For the first time, researchers have shown how anti-Müllerian hormone, a key reproductive hormone, suppresses the development of follicles and prevents ovulation in women. This new understanding could lead to new reproductive therapies, the study authors advance in ‘Proceedings of the National Academy of Sciences (PNAS)’.
“Understanding the mechanism of development of follicles by antimüllerian hormone opens the door to the creation of novel approaches to contraception, to the conservation of the eggs of the young women undergoing chemotherapy, to the improvement of the success of the fertility treatments and the potential delay of the menopause “, affirms the doctor David Pépin, associate molecular biologist of the Department of Surgery of the General Hospital of Massachusetts (MGH), in the United States, and lead author.
Follicles are like tiny cocoons within the ovary that house eggs, which, when activated, nurture the growth of an egg and secrete hormones that influence the stages of the menstrual cycle. Women are born with all the ovarian follicles and immature eggs they will have – about a million – which are used continuously until they are depleted at menopause.
Most of these follicles will never reach maturity, but mostly degenerate during growth, leaving only the best ones to ovulate.
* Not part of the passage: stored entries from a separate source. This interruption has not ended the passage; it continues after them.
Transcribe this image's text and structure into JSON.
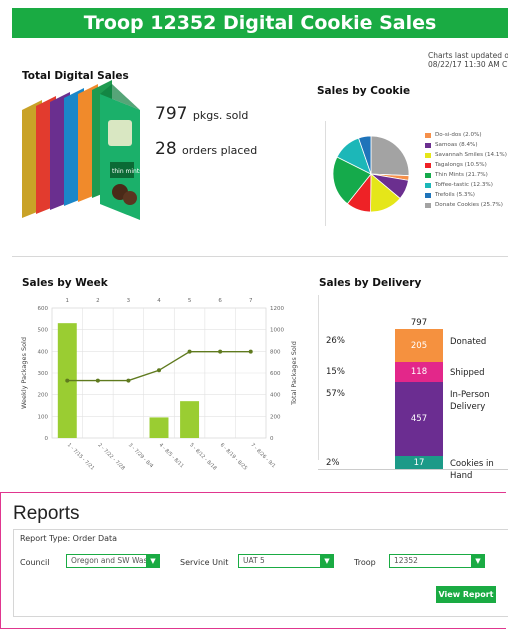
{
  "header": {
    "title": "Troop 12352 Digital Cookie Sales"
  },
  "total": {
    "heading": "Total Digital Sales",
    "pkgs_value": "797",
    "pkgs_label": "pkgs. sold",
    "orders_value": "28",
    "orders_label": "orders placed"
  },
  "updated": {
    "line1": "Charts last updated on",
    "line2": "08/22/17 11:30 AM CDT"
  },
  "by_cookie": {
    "heading": "Sales by Cookie",
    "legend": [
      {
        "label": "Do-si-dos (2.0%)",
        "color": "#f5904a"
      },
      {
        "label": "Samoas (8.4%)",
        "color": "#6b2f8f"
      },
      {
        "label": "Savannah Smiles (14.1%)",
        "color": "#e5e619"
      },
      {
        "label": "Tagalongs (10.5%)",
        "color": "#ee2226"
      },
      {
        "label": "Thin Mints (21.7%)",
        "color": "#15aa4b"
      },
      {
        "label": "Toffee-tastic (12.3%)",
        "color": "#1cb7b8"
      },
      {
        "label": "Trefoils (5.3%)",
        "color": "#1f74ba"
      },
      {
        "label": "Donate Cookies (25.7%)",
        "color": "#a3a3a3"
      }
    ]
  },
  "by_week_heading": "Sales by Week",
  "by_delivery": {
    "heading": "Sales by Delivery",
    "total": "797",
    "segments": [
      {
        "pct": "26%",
        "value": "205",
        "label": "Donated",
        "color": "#f5913f"
      },
      {
        "pct": "15%",
        "value": "118",
        "label": "Shipped",
        "color": "#e3278a"
      },
      {
        "pct": "57%",
        "value": "457",
        "label": "In-Person Delivery",
        "color": "#6b2d91"
      },
      {
        "pct": "2%",
        "value": "17",
        "label": "Cookies in Hand",
        "color": "#1c9a88"
      }
    ]
  },
  "chart_data": [
    {
      "type": "pie",
      "title": "Sales by Cookie",
      "categories": [
        "Do-si-dos",
        "Samoas",
        "Savannah Smiles",
        "Tagalongs",
        "Thin Mints",
        "Toffee-tastic",
        "Trefoils",
        "Donate Cookies"
      ],
      "values": [
        2.0,
        8.4,
        14.1,
        10.5,
        21.7,
        12.3,
        5.3,
        25.7
      ],
      "colors": [
        "#f5904a",
        "#6b2f8f",
        "#e5e619",
        "#ee2226",
        "#15aa4b",
        "#1cb7b8",
        "#1f74ba",
        "#a3a3a3"
      ]
    },
    {
      "type": "bar",
      "title": "Sales by Week",
      "categories": [
        "1 - 7/15 - 7/21",
        "2 - 7/22 - 7/28",
        "3 - 7/29 - 8/4",
        "4 - 8/5 - 8/11",
        "5 - 8/12 - 8/18",
        "6 - 8/19 - 8/25",
        "7 - 8/26 - 9/1"
      ],
      "top_ticks": [
        "1",
        "2",
        "3",
        "4",
        "5",
        "6",
        "7"
      ],
      "ylabel": "Weekly Packages Sold",
      "y2label": "Total Packages Sold",
      "ylim": [
        0,
        600
      ],
      "y2lim": [
        0,
        1200
      ],
      "yticks": [
        0,
        100,
        200,
        300,
        400,
        500,
        600
      ],
      "y2ticks": [
        0,
        200,
        400,
        600,
        800,
        1000,
        1200
      ],
      "series": [
        {
          "name": "Weekly",
          "type": "bar",
          "values": [
            530,
            0,
            0,
            95,
            170,
            0,
            0
          ],
          "color": "#9acd32"
        },
        {
          "name": "Total",
          "type": "line",
          "axis": "right",
          "values": [
            530,
            530,
            530,
            625,
            797,
            797,
            797
          ],
          "color": "#5f7a1e"
        }
      ],
      "grid": true
    },
    {
      "type": "bar",
      "title": "Sales by Delivery",
      "categories": [
        "Donated",
        "Shipped",
        "In-Person Delivery",
        "Cookies in Hand"
      ],
      "values": [
        205,
        118,
        457,
        17
      ],
      "stacked": true
    }
  ],
  "reports": {
    "title": "Reports",
    "report_type": "Report Type: Order Data",
    "council_label": "Council",
    "council_value": "Oregon and SW Was",
    "unit_label": "Service Unit",
    "unit_value": "UAT 5",
    "troop_label": "Troop",
    "troop_value": "12352",
    "button": "View Report"
  }
}
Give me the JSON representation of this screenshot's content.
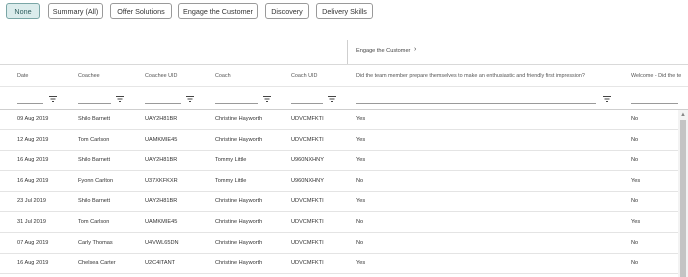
{
  "tabs": [
    {
      "label": "None",
      "active": true
    },
    {
      "label": "Summary (All)",
      "active": false
    },
    {
      "label": "Offer Solutions",
      "active": false
    },
    {
      "label": "Engage the Customer",
      "active": false
    },
    {
      "label": "Discovery",
      "active": false
    },
    {
      "label": "Delivery Skills",
      "active": false
    }
  ],
  "group_header": {
    "label": "Engage the Customer",
    "chevron": "chevron-right-icon"
  },
  "columns": [
    "Date",
    "Coachee",
    "Coachee UID",
    "Coach",
    "Coach UID",
    "Did the team member prepare themselves to make an enthusiastic and friendly first impression?",
    "Welcome - Did the te"
  ],
  "rows": [
    [
      "09 Aug 2019",
      "Shilo Barnett",
      "UAY2H81BR",
      "Christine Hayworth",
      "UDVCMFKTI",
      "Yes",
      "No"
    ],
    [
      "12 Aug 2019",
      "Tom Carlson",
      "UAMKMIE45",
      "Christine Hayworth",
      "UDVCMFKTI",
      "Yes",
      "No"
    ],
    [
      "16 Aug 2019",
      "Shilo Barnett",
      "UAY2H81BR",
      "Tommy Little",
      "U960NXHNY",
      "Yes",
      "No"
    ],
    [
      "16 Aug 2019",
      "Fyonn Carlton",
      "U37XKFKXR",
      "Tommy Little",
      "U960NXHNY",
      "No",
      "Yes"
    ],
    [
      "23 Jul 2019",
      "Shilo Barnett",
      "UAY2H81BR",
      "Christine Hayworth",
      "UDVCMFKTI",
      "Yes",
      "No"
    ],
    [
      "31 Jul 2019",
      "Tom Carlson",
      "UAMKMIE45",
      "Christine Hayworth",
      "UDVCMFKTI",
      "No",
      "Yes"
    ],
    [
      "07 Aug 2019",
      "Carly Thomas",
      "U4VWL65DN",
      "Christine Hayworth",
      "UDVCMFKTI",
      "No",
      "No"
    ],
    [
      "16 Aug 2019",
      "Chelsea Carter",
      "U2C4ITANT",
      "Christine Hayworth",
      "UDVCMFKTI",
      "Yes",
      "No"
    ]
  ],
  "colors": {
    "active_tab_bg": "#dbecec",
    "border": "#9a9a9a",
    "scroll_thumb": "#c4c4c4"
  }
}
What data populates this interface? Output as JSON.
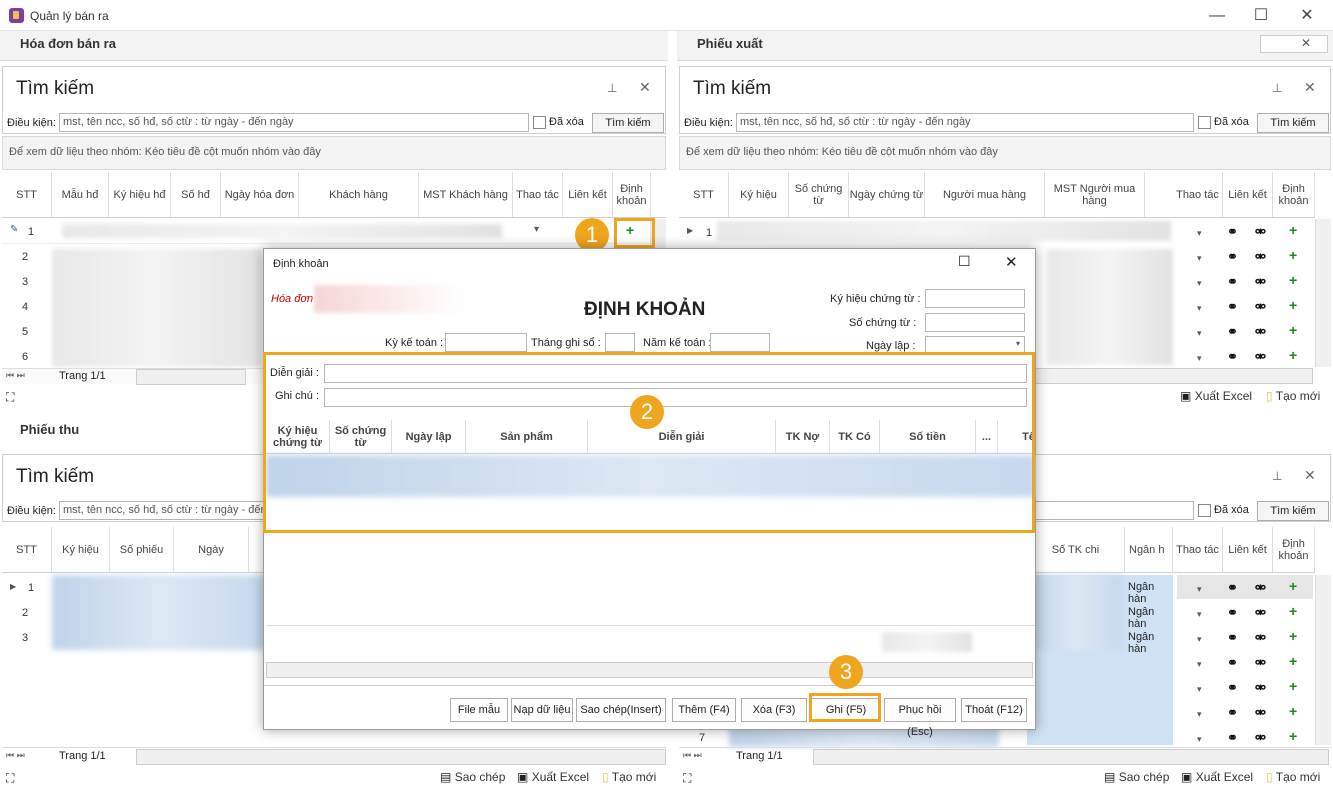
{
  "window": {
    "title": "Quản lý bán ra",
    "minimize": "—",
    "maximize": "☐",
    "close": "✕"
  },
  "left_top": {
    "panel_title": "Hóa đơn bán ra",
    "search_title": "Tìm kiếm",
    "condition_label": "Điều kiện:",
    "condition_placeholder": "mst, tên ncc, số hđ, số ctừ : từ ngày - đến ngày",
    "deleted_label": "Đã xóa",
    "search_button": "Tìm kiếm",
    "group_hint": "Để xem dữ liệu theo nhóm: Kéo tiêu đề cột muốn nhóm vào đây",
    "columns": [
      "STT",
      "Mẫu hđ",
      "Ký hiệu hđ",
      "Số hđ",
      "Ngày hóa đơn",
      "Khách hàng",
      "MST Khách hàng",
      "Thao tác",
      "Liên kết",
      "Định khoản"
    ],
    "rows": [
      "1",
      "2",
      "3",
      "4",
      "5",
      "6"
    ],
    "page": "Trang 1/1"
  },
  "right_top": {
    "panel_title": "Phiếu xuất",
    "search_title": "Tìm kiếm",
    "condition_label": "Điều kiện:",
    "condition_placeholder": "mst, tên ncc, số hđ, số ctừ : từ ngày - đến ngày",
    "deleted_label": "Đã xóa",
    "search_button": "Tìm kiếm",
    "group_hint": "Để xem dữ liệu theo nhóm: Kéo tiêu đề cột muốn nhóm vào đây",
    "columns": [
      "STT",
      "Ký hiệu",
      "Số chứng từ",
      "Ngày chứng từ",
      "Người mua hàng",
      "MST Người mua hàng",
      "Thao tác",
      "Liên kết",
      "Định khoản"
    ],
    "rows": [
      "1"
    ],
    "export_excel": "Xuất Excel",
    "new": "Tạo mới"
  },
  "left_bottom": {
    "panel_title": "Phiếu thu",
    "search_title": "Tìm kiếm",
    "condition_label": "Điều kiện:",
    "condition_placeholder": "mst, tên ncc, số hđ, số ctừ : từ ngày - đến",
    "columns": [
      "STT",
      "Ký hiệu",
      "Số phiếu",
      "Ngày"
    ],
    "rows": [
      "1",
      "2",
      "3"
    ],
    "page": "Trang 1/1",
    "copy": "Sao chép",
    "export_excel": "Xuất Excel",
    "new": "Tạo mới"
  },
  "right_bottom": {
    "search_button": "Tìm kiếm",
    "deleted_label": "Đã xóa",
    "columns": [
      "Số TK chi",
      "Ngân h",
      "Thao tác",
      "Liên kết",
      "Định khoản"
    ],
    "bank_text": "Ngân hàn",
    "last_row": "7",
    "page": "Trang 1/1",
    "copy": "Sao chép",
    "export_excel": "Xuất Excel",
    "new": "Tạo mới"
  },
  "dialog": {
    "title": "Định khoản",
    "heading": "ĐỊNH KHOẢN",
    "invoice_label": "Hóa đơn",
    "symbol_label": "Ký hiệu chứng từ :",
    "doc_no_label": "Số chứng từ :",
    "date_label": "Ngày lập :",
    "period_label": "Kỳ kế toán :",
    "month_label": "Tháng ghi sổ :",
    "year_label": "Năm kế toán :",
    "desc_label": "Diễn giải :",
    "note_label": "Ghi chú :",
    "columns": [
      "Ký hiệu chứng từ",
      "Số chứng từ",
      "Ngày lập",
      "Sản phẩm",
      "Diễn giải",
      "TK Nợ",
      "TK Có",
      "Số tiền",
      "...",
      "Tê"
    ],
    "buttons": {
      "template": "File mẫu",
      "load": "Nạp dữ liệu",
      "copy": "Sao chép(Insert)",
      "add": "Thêm (F4)",
      "delete": "Xóa (F3)",
      "save": "Ghi (F5)",
      "restore": "Phục hồi (Esc)",
      "exit": "Thoát (F12)"
    }
  },
  "badges": [
    "1",
    "2",
    "3"
  ],
  "colors": {
    "accent": "#f0a51e",
    "plus": "#1a8a1a",
    "selected_row": "#cfe2f5"
  }
}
As a result, only a few hundred will ovulate after puberty. “Even in the uterus, the primordial – or immature – follicles begin to activate and most are lost even before reaching puberty,” says Pépin.
However, some primordial follicles can remain inactive for decades until they become activated and grow large enough to release an egg, a process that can take up to a year. “One of the functions of the antimüllerian hormone is to stop the development of the primordial follicles so that they last the whole reproductive life – adds Pépin -. But until now we did not know how the primordial follicles responded to this hormone to remain inactive”.
In a series of experiments with mice, the researchers conclusively demonstrated that there is an anti-Müllerian hormone receptor in the granulosa cells of primordial follicles, which guides the development of ovules – an area of earlier debate – and that the hormone inhibits their growth, keeping them inactive.
Surprisingly, anti-Müllerian hormone treatment also inhibited almost all cell types in the ovary and interfered with communication between cells germ cells and those of the granulosa, necessary to coordinate the growth of the follicles. The researchers injected the mice with a gene therapy virus that caused them to produce high levels of this hormone.
“We found that high amounts of the hormone shut down the ovaries, putting them into a kind of hibernation and preventing the follicles from growing normally,” says Dr. Marie-Charlotte Meinsohn, a researcher in the MGH Department of Surgery and lead author of the study. Next, the researchers identified the genes regulated by anti-Müllerian hormone in the dormant follicles.
The research has multiple applications that are currently being investigated. Targeting the anti-Müllerian hormone receptor with a drug, for example, could help preserve primordial follicles in girls undergoing chemotherapy for cancer, thus preventing infertility.
Learning how primordial follicles remain inactive could teach us to slow down the aging process of the ovaries maintaining a greater reserve of follicles, thereby maintaining the production of hormones such as estrogen.
Delaying menopause could not only extend a woman’s reproductive life, but also could delay some of the health problems women encounter estrogen loss after menopause, leading to healthier aging.
Therapeutic treatment with antimüllerian hormone can also improve the success of IVF. “One of the challenges of IVF is to synchronize the development of multiple follicles to be able to extract more eggs,” says Pépin. “If we can temporarily suppress the advance of the follicles with the anti-Müllerian hormone, there will be more synchronized follicles available to be stimulated with fertility treatment, which will lead to the recovery of many more eggs “, as the team recently demonstrated in a publication in the ‘Journal of the Endocrine Society’.
Researchers are also studying anti-Müllerian hormone as a new hormonal contraceptive. “Other hormonal contraceptives interfere with ovulation, which occurs in a late phase of follicle development,” says Pépin. “We are interested in developing a contraceptive that blocks the maturation of primordial follicles at an earlier stage so that it does not occur. ovulation “.
A contraceptive aimed at early follicle development could also prevent menstruation and cycling, which would be beneficial in conditions such as endometriosis and the heavy bleeding that can occur with uterine fibroids. Researchers are also studying whether an injection of a gene therapy virus that raises anti-Müllerian hormone levels can provide permanent contraception for feral cats and dogs.
The next step for researchers is to determine which of the identified genes regulated by anti-Müllerian hormone play the most important role in the prevention of primordial follicle activation. “Some of the pathways identified in this study could represent new drug targets that would allow us to deliver antimüllerian hormone for the benefit of women’s health,” says co-author Patricia K. Donahoe, director of the Pediatric Surgical Research Laboratories.
Eddie is an Australian news reporter with over 9 years in the industry and has published on Forbes and tech crunch.